On, Lululemon, and top tennis agent Stuart Duguid discuss the behind-the-scenes strategies to align top players and brands for partner deals.

As On was looking to further its foothold in tennis in 2023, following Roger Federer‘s investment in the European running shoe brand in 2019 and the debut of The Roger lifestyle sneaker in 2021, the company started doing its due diligence on current athletes to add as brand endorsers.

Its early tennis strategy, according to Feliciano Robayna, On Holdings‘ head of athlete management for tennis, was to find talent to help build the brand’s awareness and credibility in the sport while showing how its partnership with Federer could progress.

“We’re always on the lookout for partners and athletes who embody our competitive spirit and share our desire to grow together,” Robayna told Boardroom. “Beyond a player’s performance on the court, we often choose our athlete partnerships with a view to the future. On is a young, vibrant brand, and our athletes should reflect that.”

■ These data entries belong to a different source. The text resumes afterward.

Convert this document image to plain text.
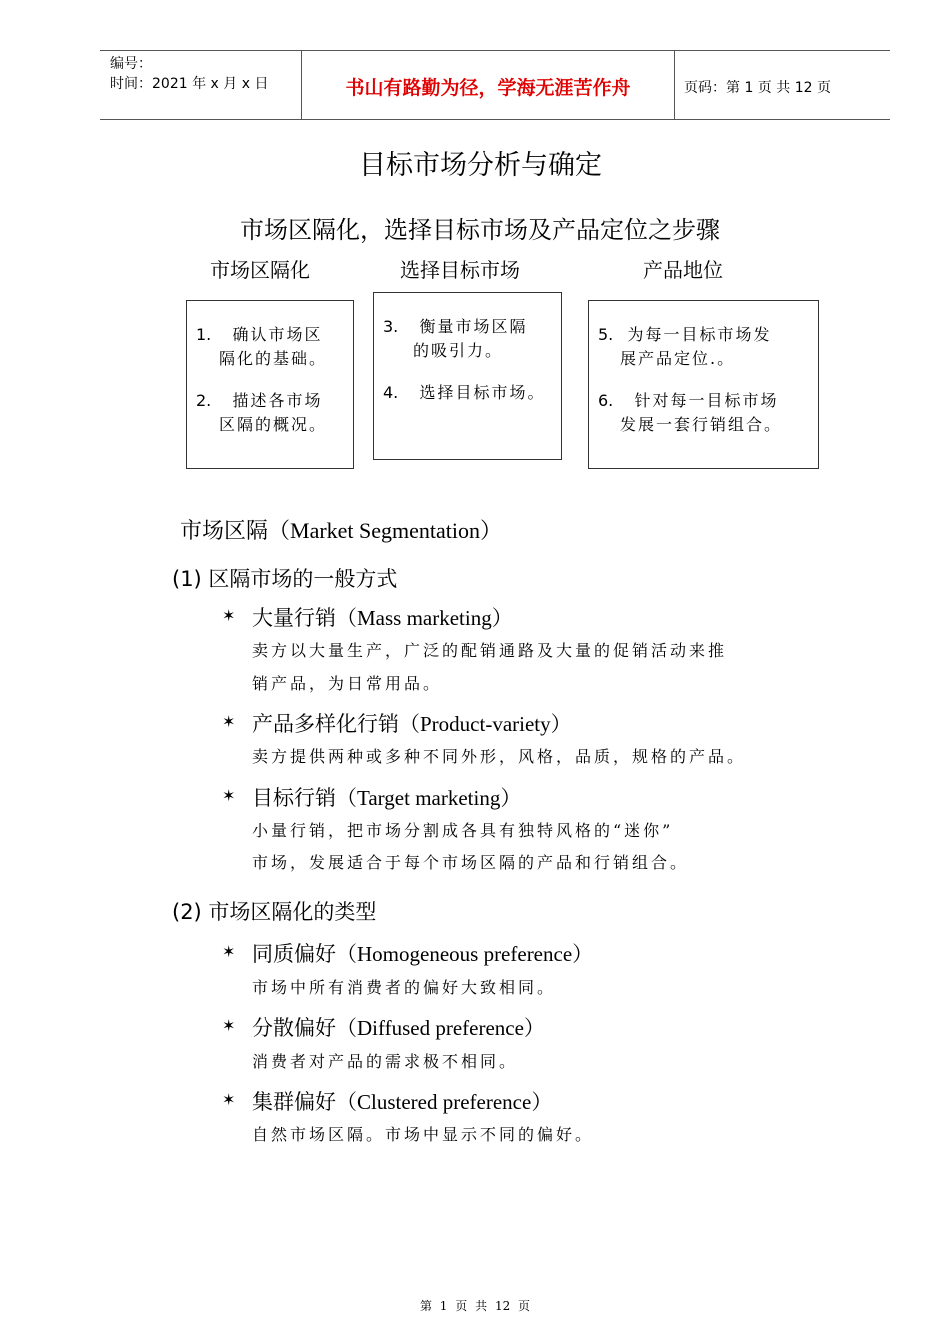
编号：
时间：2021 年 x 月 x 日	书山有路勤为径，学海无涯苦作舟	页码：第 1 页 共 12 页
目标市场分析与确定
市场区隔化，选择目标市场及产品定位之步骤
市场区隔化	选择目标市场	产品地位
1. 确认市场区
隔化的基础。
2. 描述各市场
区隔的概况。
3. 衡量市场区隔
的吸引力。
4. 选择目标市场。
5. 为每一目标市场发
展产品定位.。
6. 针对每一目标市场
发展一套行销组合。
市场区隔（Market Segmentation）
(1) 区隔市场的一般方式
✶ 大量行销（Mass marketing）
卖方以大量生产，广泛的配销通路及大量的促销活动来推
销产品，为日常用品。
✶ 产品多样化行销（Product-variety）
卖方提供两种或多种不同外形，风格，品质，规格的产品。
✶ 目标行销（Target marketing）
小量行销，把市场分割成各具有独特风格的“迷你”
市场，发展适合于每个市场区隔的产品和行销组合。
(2) 市场区隔化的类型
✶ 同质偏好（Homogeneous preference）
市场中所有消费者的偏好大致相同。
✶ 分散偏好（Diffused preference）
消费者对产品的需求极不相同。
✶ 集群偏好（Clustered preference）
自然市场区隔。市场中显示不同的偏好。
第 1 页 共 12 页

One of the very first athletes On was looking at in 2023 wasn’t even a pro tennis player yet. Ben Shelton was still a standout rising star at the University of Florida at the time, and Robayna said the company was still waiting to see if he’d go pro or not. That would determine whether it would merely offer an NIL deal or a full-fledged professional contract.

Courtesy of On

After researching a potential partner’s athlete management team, On typically initiates contact to inquire about the player’s contractual status. If the timing is right and the athlete is eligible to engage with other brands, Robayna and Co. present On’s vision and begin contract negotiations.

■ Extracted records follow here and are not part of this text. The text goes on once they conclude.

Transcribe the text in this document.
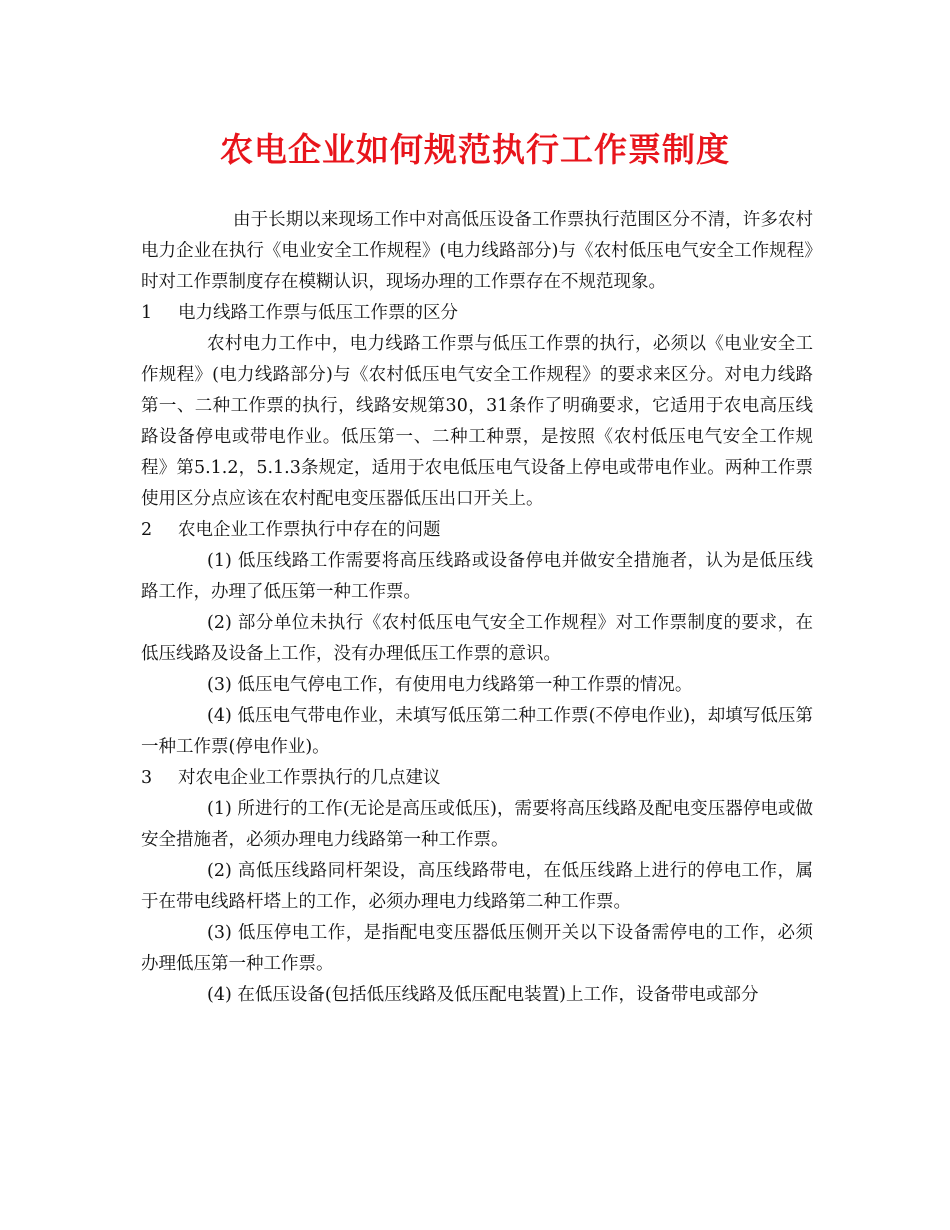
农电企业如何规范执行工作票制度

由于长期以来现场工作中对高低压设备工作票执行范围区分不清，许多农村电力企业在执行《电业安全工作规程》(电力线路部分)与《农村低压电气安全工作规程》时对工作票制度存在模糊认识，现场办理的工作票存在不规范现象。

1 电力线路工作票与低压工作票的区分

农村电力工作中，电力线路工作票与低压工作票的执行，必须以《电业安全工作规程》(电力线路部分)与《农村低压电气安全工作规程》的要求来区分。对电力线路第一、二种工作票的执行，线路安规第30，31条作了明确要求，它适用于农电高压线路设备停电或带电作业。低压第一、二种工种票，是按照《农村低压电气安全工作规程》第5.1.2，5.1.3条规定，适用于农电低压电气设备上停电或带电作业。两种工作票使用区分点应该在农村配电变压器低压出口开关上。

2 农电企业工作票执行中存在的问题

(1) 低压线路工作需要将高压线路或设备停电并做安全措施者，认为是低压线路工作，办理了低压第一种工作票。

(2) 部分单位未执行《农村低压电气安全工作规程》对工作票制度的要求，在低压线路及设备上工作，没有办理低压工作票的意识。

(3) 低压电气停电工作，有使用电力线路第一种工作票的情况。

(4) 低压电气带电作业，未填写低压第二种工作票(不停电作业)，却填写低压第一种工作票(停电作业)。

3 对农电企业工作票执行的几点建议

(1) 所进行的工作(无论是高压或低压)，需要将高压线路及配电变压器停电或做安全措施者，必须办理电力线路第一种工作票。

(2) 高低压线路同杆架设，高压线路带电，在低压线路上进行的停电工作，属于在带电线路杆塔上的工作，必须办理电力线路第二种工作票。

(3) 低压停电工作，是指配电变压器低压侧开关以下设备需停电的工作，必须办理低压第一种工作票。

(4) 在低压设备(包括低压线路及低压配电装置)上工作，设备带电或部分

“Luckily,” he said, “Ben chose the professional contract and the rest is history.”

On signed Shelton and then-world No. 1 Iga Świątek early in 2023, and inked João Fonseca shortly thereafter. The company then likes to bring partners directly into the R&D and product development process, Robayna added, meeting the demands of athletes before bringing their products to market. The shoes the athletes wear in competition were designed in close collaboration with the players, along with Federer and the team at On Labs.

“It’s been cool to see the growth of myself through On and then also see On’s growth since I’ve been with them,” Shelton said last week at the US Open. “Being their first athlete in tennis or head to toe was a cool opportunity, and I’m excited that I’ve been with them.”

As On was breaking into tennis, Canadian apparel colossus Lululemon was getting more and more feedback from its guests and customers that they were using the brand to achieve peak performance on the court. So, as the brand started to create products specifically for tennis, it started looking for elite brand ambassadors, according to Michelle Davies, Lululemon’s Senior Vice President of Global Sports Marketing, Partnerships, and Social Impact.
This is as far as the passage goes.